The Southern river terrapin is very similar to the Painted Terrapin in which they both have pig-like snouts, white eyes and yellow cheeks. Its forefeet are flat and webbed, like those found in ducks. This helps the terrapin live in water. They have four nails and gray or black legs. Its shells are egg-shaped and are smooth and flat, especially in full grown adults; the scales are practically unseen. The carapace is brownish to grayish green while the plastron is off-white. During the mating season, the males head, neck and legs will turn black and its eyes an obvious white. Youngs will have flat and rounder shells, thus sometimes giving them the name of “the Plate terrapin” because of the flat, round shell that resembles a plate.
The Southern river terrapin can be found in canals and lower parts of revers near estuaries and brackish waters. Batagur baska is a highly aquatic turtle species, associated with estuarine river sections, with nesting taking place on large on sand banks. It feeds primarily on riverside plants and fruits, however, it also consumes molluscs and has been observed to accept a variety of animal matter in captivity (Moll 1980). Females mature at 45 cm carapace length and may reach 60 cm; males mature at around 40 cm carapace length and can reach up to 49 cm (Moll 1985). Breeding maturity may occur at an age of nine years in captivity, but requires up to 25 years in rivers with modest productivity (Moll 1980). Females only produce a single clutch per year of about 18-33 eggs (P. Praschag pers. comm. 2018).
Omnivorous, but the bulk of the diet consists of vegetation and fruit.

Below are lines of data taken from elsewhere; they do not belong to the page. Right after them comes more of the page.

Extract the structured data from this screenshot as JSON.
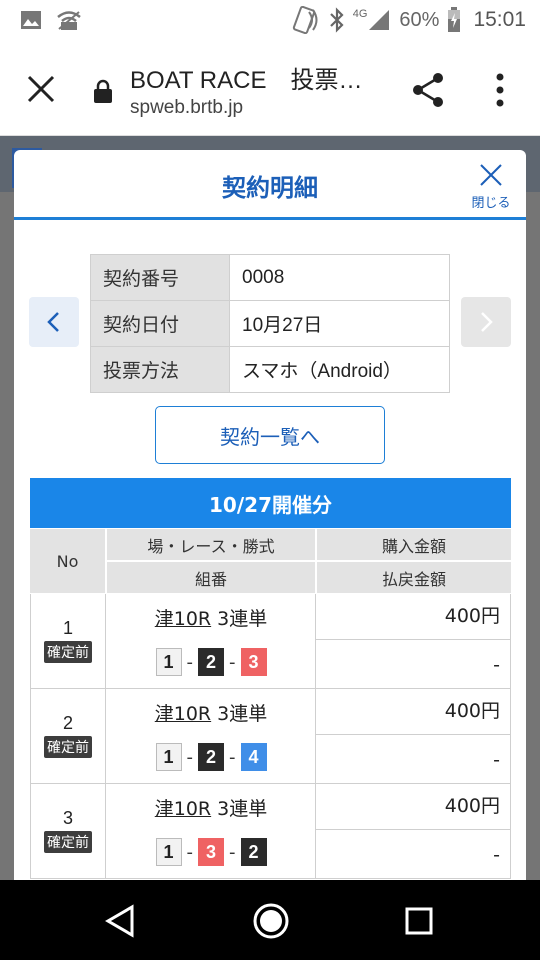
{
  "status_bar": {
    "battery_pct": "60%",
    "time": "15:01",
    "network": "4G",
    "icons": [
      "image-icon",
      "wifi-off-icon",
      "nfc-icon",
      "bluetooth-icon",
      "signal-icon",
      "battery-icon"
    ]
  },
  "browser": {
    "title": "BOAT RACE　投票…",
    "url": "spweb.brtb.jp",
    "icons": [
      "close-icon",
      "lock-icon",
      "share-icon",
      "more-vert-icon"
    ]
  },
  "modal": {
    "title": "契約明細",
    "close_label": "閉じる",
    "info": [
      {
        "label": "契約番号",
        "value": "0008"
      },
      {
        "label": "契約日付",
        "value": "10月27日"
      },
      {
        "label": "投票方法",
        "value": "スマホ（Android）"
      }
    ],
    "list_button": "契約一覧へ",
    "date_banner": "10/27開催分",
    "table_header": {
      "no": "No",
      "race_type": "場・レース・勝式",
      "combo": "組番",
      "purchase": "購入金額",
      "refund": "払戻金額"
    },
    "rows": [
      {
        "no": "1",
        "status": "確定前",
        "venue_race": "津10R",
        "bet_type": "3連単",
        "combo": [
          {
            "n": "1",
            "bg": "#f2f2f2",
            "fg": "#222222"
          },
          {
            "n": "2",
            "bg": "#2b2b2b",
            "fg": "#ffffff"
          },
          {
            "n": "3",
            "bg": "#ef6263",
            "fg": "#ffffff"
          }
        ],
        "purchase": "400円",
        "refund": "-"
      },
      {
        "no": "2",
        "status": "確定前",
        "venue_race": "津10R",
        "bet_type": "3連単",
        "combo": [
          {
            "n": "1",
            "bg": "#f2f2f2",
            "fg": "#222222"
          },
          {
            "n": "2",
            "bg": "#2b2b2b",
            "fg": "#ffffff"
          },
          {
            "n": "4",
            "bg": "#3f8ee8",
            "fg": "#ffffff"
          }
        ],
        "purchase": "400円",
        "refund": "-"
      },
      {
        "no": "3",
        "status": "確定前",
        "venue_race": "津10R",
        "bet_type": "3連単",
        "combo": [
          {
            "n": "1",
            "bg": "#f2f2f2",
            "fg": "#222222"
          },
          {
            "n": "3",
            "bg": "#ef6263",
            "fg": "#ffffff"
          },
          {
            "n": "2",
            "bg": "#2b2b2b",
            "fg": "#ffffff"
          }
        ],
        "purchase": "400円",
        "refund": "-"
      }
    ],
    "combo_separator": "-"
  },
  "colors": {
    "accent": "#1a86e8",
    "title_blue": "#1c5fb8",
    "header_gray": "#e3e3e3"
  }
}
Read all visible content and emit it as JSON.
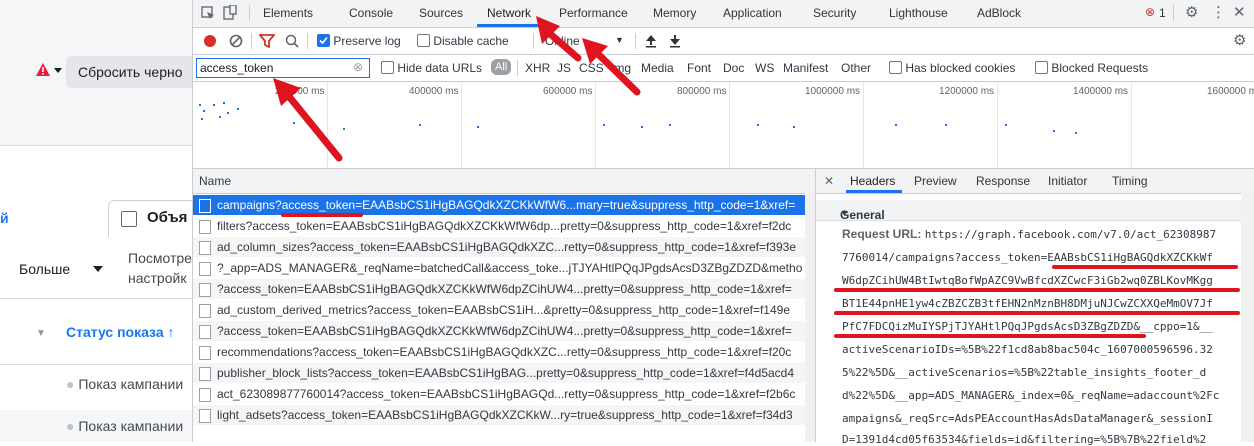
{
  "background_page": {
    "reset_button": "Сбросить черно",
    "tab_left": "й",
    "tab_objects": "Объя",
    "more_button": "Больше",
    "view_line1": "Посмотре",
    "view_line2": "настройк",
    "status_column": "Статус показа",
    "row_status_1": "Показ кампании",
    "row_status_2": "Показ кампании"
  },
  "devtools": {
    "tabs": [
      "Elements",
      "Console",
      "Sources",
      "Network",
      "Performance",
      "Memory",
      "Application",
      "Security",
      "Lighthouse",
      "AdBlock"
    ],
    "selected_tab": "Network",
    "error_count": "1",
    "toolbar": {
      "preserve_log": "Preserve log",
      "disable_cache": "Disable cache",
      "throttle": "Online"
    },
    "filter": {
      "value": "access_token",
      "hide_data_urls": "Hide data URLs",
      "all": "All",
      "types": [
        "XHR",
        "JS",
        "CSS",
        "Img",
        "Media",
        "Font",
        "Doc",
        "WS",
        "Manifest",
        "Other"
      ],
      "has_blocked_cookies": "Has blocked cookies",
      "blocked_requests": "Blocked Requests"
    },
    "overview_ticks": [
      "200000 ms",
      "400000 ms",
      "600000 ms",
      "800000 ms",
      "1000000 ms",
      "1200000 ms",
      "1400000 ms",
      "1600000 ms"
    ],
    "list_header": "Name",
    "requests": [
      "campaigns?access_token=EAABsbCS1iHgBAGQdkXZCKkWfW6...mary=true&suppress_http_code=1&xref=",
      "filters?access_token=EAABsbCS1iHgBAGQdkXZCKkWfW6dp...pretty=0&suppress_http_code=1&xref=f2dc",
      "ad_column_sizes?access_token=EAABsbCS1iHgBAGQdkXZC...retty=0&suppress_http_code=1&xref=f393e",
      "?_app=ADS_MANAGER&_reqName=batchedCall&access_toke...jTJYAHtlPQqJPgdsAcsD3ZBgZDZD&metho",
      "?access_token=EAABsbCS1iHgBAGQdkXZCKkWfW6dpZCihUW4...pretty=0&suppress_http_code=1&xref=",
      "ad_custom_derived_metrics?access_token=EAABsbCS1iH...&pretty=0&suppress_http_code=1&xref=f149e",
      "?access_token=EAABsbCS1iHgBAGQdkXZCKkWfW6dpZCihUW4...pretty=0&suppress_http_code=1&xref=",
      "recommendations?access_token=EAABsbCS1iHgBAGQdkXZC...retty=0&suppress_http_code=1&xref=f20c",
      "publisher_block_lists?access_token=EAABsbCS1iHgBAG...pretty=0&suppress_http_code=1&xref=f4d5acd4",
      "act_623089877760014?access_token=EAABsbCS1iHgBAGQd...retty=0&suppress_http_code=1&xref=f2b6c",
      "light_adsets?access_token=EAABsbCS1iHgBAGQdkXZCKkW...ry=true&suppress_http_code=1&xref=f34d3"
    ],
    "details": {
      "tabs": [
        "Headers",
        "Preview",
        "Response",
        "Initiator",
        "Timing"
      ],
      "selected_tab": "Headers",
      "section": "General",
      "request_url_label": "Request URL:",
      "url_lines": [
        "https://graph.facebook.com/v7.0/act_62308987",
        "7760014/campaigns?access_token=EAABsbCS1iHgBAGQdkXZCKkWf",
        "W6dpZCihUW4BtIwtqBofWpAZC9VwBfcdXZCwcF3iGb2wq0ZBLKovMKgg",
        "BT1E44pnHE1yw4cZBZCZB3tfEHN2nMznBH8DMjuNJCwZCXXQeMmOV7Jf",
        "PfC7FDCQizMuIYSPjTJYAHtlPQqJPgdsAcsD3ZBgZDZD&__cppo=1&__",
        "activeScenarioIDs=%5B%22f1cd8ab8bac504c_1607000596596.32",
        "5%22%5D&__activeScenarios=%5B%22table_insights_footer_d",
        "d%22%5D&__app=ADS_MANAGER&_index=0&_reqName=adaccount%2Fc",
        "ampaigns&_reqSrc=AdsPEAccountHasAdsDataManager&_sessionI",
        "D=1391d4cd05f63534&fields=id&filtering=%5B%7B%22field%2"
      ]
    },
    "colors": {
      "accent": "#1a73e8",
      "annotation": "#e0141e",
      "record": "#d93025"
    }
  }
}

Critically Endangered Batagur baska has been included in CITES Appendix I since 1975, prohibiting all forms of international commercial trade. It is also protected under Schedule I of the Indian Wildlife (Protection) Act of 1972 (amended), which includes endangered species that may only be hunted under exceptional circumstances, under licence from both federal and provincial authorities. Myanmar formerly had laws controlling egg collection, but with near extirpation of the terrapin within the country, such laws are now antiquated (Moll 2009). Marine and freshwater turtles are included in the Myanmar Fishery Law, and Myanmar Protection of Wildlife, Wild Plants and Conservation of Natural Areas Law of 1994, however, wildlife laws in Myanmar are poorly enforced. Batagur baska is not listed under the Bangladesh Wildlife Preservation (Amendment) Act (BWPA) 1974. Batagur baska has been recorded from Sunderban Tiger Reserve (W Bengal) and Bhitarkanika Wild Life Sanctuary (Orissa) in India (Hanfee 1999), and is apparently now extinct at the latter site (Lucknow Red List Workshop participants 2005). The species has historically received some captive management efforts in India. The Sundarbans subpopulation receives significant unofficial protection from the tiger and dense mosquito populations inhabiting the Sundarbans, but with tiger poaching at an all-time high, this effect may have disappeared. Ensuring the survival of Batagur baska in the wild will require strict implementation of existing protective measures for the last remaining populations, vigilant protection of remaining habitat for these populations, and further coordinated population management and restoration efforts, including captive breeding and headstarting. Working with local communities to reduce and eventually eliminate egg poaching appears essential. The opportunities for a major Bangladesh-India transboundary conservation project for the Sundarbans, targeted for funding by the UNDP, warrant investigation. Moll et al. (2009) suggested that unless some previously unknown viable population is discovered, captive breeding programs may be necessary for remaining wild individuals until such time that it is feasible to reestablish a wild population within sanctuaries (Moll et al. 2009).
CLASS : Reptilia
ORDER : Testudines
FAMILY : Geoemydidae
GENUS : Batagur
SPECIES : Northern River Terrapin (Batagur baska)
Conservation status : Critically Endangered
The will lay their eggs 2-3 times, each time about 20 eggs in a span of 6 weeks. The eggs are oval and large in size and about 2 months to hatch.